Wsparcie dla mediów Strefy Wolnego Słowa jest niezmiernie ważne! Razem ratujmy niezależne media! Wspieram TERAZ »

Silnym głosem odpowiemy PO w sprawie Smoleńska

PO powołała zespół, który ma rzekomo odkłamywać sprawę smoleńską.

smolenskcrash.eu
smolenskcrash.eu
PO powołała zespół, który ma rzekomo odkłamywać sprawę smoleńską. To odkłamywanie ma rzecz jasna polegać na powielaniu propagandy uprawianej przez media sprzyjające poprzedniej władzy albo gremia w rodzaju zespołu Macieja Laska – mówi w rozmowie z „Codzienną” Jacek Świat, przewodniczący parlamentarnego zespołu ds. wyjaśnienia przyczyn katastrofy pod Smoleńskiem, wdowiec po Aleksandrze Natalli-Świat.

Wśród opinii publicznej pojawiają się głosy, że zespół parlamentarny ds. Smoleńska to odwracanie uwagi od ważniejszych spraw, że chodzi o dodatkową gażę dla posłów.
Trzeba zacząć od wyjaśnienia, że zespoły parlamentarne są zrzeszeniami całkowicie dobrowolnymi. Gromadzą parlamentarzystów, których łączą wspólne zainteresowania. Nierzadko gromadzą parlamentarzystów z różnych klubów, także będących w politycznej opozycji. Zespoły stawiają sobie różne cele. Mogą wspomagać rządzących w wypracowywaniu rozwiązań ustawowych. Mogą lobbować na rzecz jakiejś regionalnej inwestycji. Czasem wspomagają różne środowiska społeczne. Inne zaś służą promocji jakichś idei. Jeszcze inne upamiętniają ważne postacie historyczne. Przynależność do zespołu nie daje żadnych profitów materialnych. Jest to jedynie dodatkowa praca.

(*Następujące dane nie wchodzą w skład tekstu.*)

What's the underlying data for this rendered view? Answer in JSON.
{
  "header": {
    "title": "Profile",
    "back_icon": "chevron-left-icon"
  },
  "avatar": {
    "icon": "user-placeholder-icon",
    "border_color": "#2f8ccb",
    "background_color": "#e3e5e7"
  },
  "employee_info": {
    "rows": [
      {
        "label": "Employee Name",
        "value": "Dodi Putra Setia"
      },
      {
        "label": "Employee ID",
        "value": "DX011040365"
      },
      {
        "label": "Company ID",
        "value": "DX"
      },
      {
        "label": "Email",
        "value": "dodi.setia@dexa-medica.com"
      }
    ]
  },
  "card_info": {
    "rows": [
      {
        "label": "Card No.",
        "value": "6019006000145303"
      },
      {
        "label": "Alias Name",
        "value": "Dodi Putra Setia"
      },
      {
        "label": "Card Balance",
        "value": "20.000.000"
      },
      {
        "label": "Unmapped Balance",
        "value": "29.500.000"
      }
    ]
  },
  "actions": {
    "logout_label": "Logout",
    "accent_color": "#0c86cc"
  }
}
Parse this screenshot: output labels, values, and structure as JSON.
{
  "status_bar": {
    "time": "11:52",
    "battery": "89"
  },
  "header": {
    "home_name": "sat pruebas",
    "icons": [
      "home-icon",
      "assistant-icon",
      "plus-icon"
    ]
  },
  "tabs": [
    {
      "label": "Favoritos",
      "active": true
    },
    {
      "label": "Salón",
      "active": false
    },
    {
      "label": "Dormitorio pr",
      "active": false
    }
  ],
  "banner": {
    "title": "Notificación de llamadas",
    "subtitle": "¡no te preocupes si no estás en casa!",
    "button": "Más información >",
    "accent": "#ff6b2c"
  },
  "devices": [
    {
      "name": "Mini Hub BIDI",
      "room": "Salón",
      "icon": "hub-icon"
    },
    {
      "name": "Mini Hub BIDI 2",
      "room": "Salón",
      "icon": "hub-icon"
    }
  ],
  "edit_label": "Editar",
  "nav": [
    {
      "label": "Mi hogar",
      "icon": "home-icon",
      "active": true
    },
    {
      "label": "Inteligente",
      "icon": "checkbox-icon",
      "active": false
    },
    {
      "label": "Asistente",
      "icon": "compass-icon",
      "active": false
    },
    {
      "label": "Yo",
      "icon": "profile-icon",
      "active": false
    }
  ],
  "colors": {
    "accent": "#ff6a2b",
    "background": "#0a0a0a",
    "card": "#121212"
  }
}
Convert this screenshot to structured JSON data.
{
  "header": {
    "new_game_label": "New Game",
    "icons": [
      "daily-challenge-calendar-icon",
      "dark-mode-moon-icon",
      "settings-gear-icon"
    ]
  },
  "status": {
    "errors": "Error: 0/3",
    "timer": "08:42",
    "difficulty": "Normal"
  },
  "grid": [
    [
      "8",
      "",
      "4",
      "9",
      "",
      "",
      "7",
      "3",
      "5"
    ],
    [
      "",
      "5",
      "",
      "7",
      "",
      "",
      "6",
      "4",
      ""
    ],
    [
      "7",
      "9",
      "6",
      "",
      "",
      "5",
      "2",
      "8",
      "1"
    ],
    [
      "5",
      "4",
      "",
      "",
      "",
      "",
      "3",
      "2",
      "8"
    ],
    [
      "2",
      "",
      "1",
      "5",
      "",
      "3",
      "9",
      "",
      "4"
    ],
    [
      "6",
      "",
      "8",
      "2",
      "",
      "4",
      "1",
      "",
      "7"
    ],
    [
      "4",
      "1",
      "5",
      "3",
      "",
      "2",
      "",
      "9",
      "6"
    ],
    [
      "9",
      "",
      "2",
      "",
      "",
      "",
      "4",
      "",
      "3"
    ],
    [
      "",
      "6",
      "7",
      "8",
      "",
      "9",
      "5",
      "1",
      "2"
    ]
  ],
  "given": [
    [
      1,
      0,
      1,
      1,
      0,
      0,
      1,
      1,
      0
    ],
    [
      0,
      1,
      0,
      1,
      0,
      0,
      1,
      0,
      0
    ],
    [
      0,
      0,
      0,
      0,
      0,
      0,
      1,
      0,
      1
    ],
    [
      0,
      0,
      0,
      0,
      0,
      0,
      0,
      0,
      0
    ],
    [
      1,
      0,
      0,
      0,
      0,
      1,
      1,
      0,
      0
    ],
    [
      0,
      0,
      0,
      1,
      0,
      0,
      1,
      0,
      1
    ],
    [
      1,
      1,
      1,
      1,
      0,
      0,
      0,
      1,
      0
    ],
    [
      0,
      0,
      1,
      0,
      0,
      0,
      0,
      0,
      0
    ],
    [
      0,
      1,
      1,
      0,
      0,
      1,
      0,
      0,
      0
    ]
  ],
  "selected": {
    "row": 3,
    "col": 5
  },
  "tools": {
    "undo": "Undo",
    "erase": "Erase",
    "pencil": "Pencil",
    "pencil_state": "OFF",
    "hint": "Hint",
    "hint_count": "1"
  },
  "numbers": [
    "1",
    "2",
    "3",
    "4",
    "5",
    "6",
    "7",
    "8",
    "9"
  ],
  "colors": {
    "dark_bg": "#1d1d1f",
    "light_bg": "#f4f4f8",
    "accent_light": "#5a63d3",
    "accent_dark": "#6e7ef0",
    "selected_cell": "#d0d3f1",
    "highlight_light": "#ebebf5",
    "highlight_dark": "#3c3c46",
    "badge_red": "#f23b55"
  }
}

Sprawą wyjaśnienia przyczyn katastrofy smoleńskiej zajmuje się już zespół prokuratorów, ekspertów, biegłych. Po co zespół parlamentarny?
Zespół, zwany potocznie smoleńskim, będzie działał według tego samego regulaminu jak zespół, któremu w poprzedniej kadencji przewodził Antoni Macierewicz. Jest jednak jasne, że zmieniły się warunki polityczne i zmienić się muszą cele działania zespołu parlamentarnego. Nie będziemy się zajmowali badaniem przyczyn i przebiegu tragedii smoleńskiej, bo tym właśnie zajmują się teraz prokuratura i podkomisja powołana przez MON. I jak na razie te instytucje pracują prawidłowo – tak jak powinny pracować 6,5 roku temu.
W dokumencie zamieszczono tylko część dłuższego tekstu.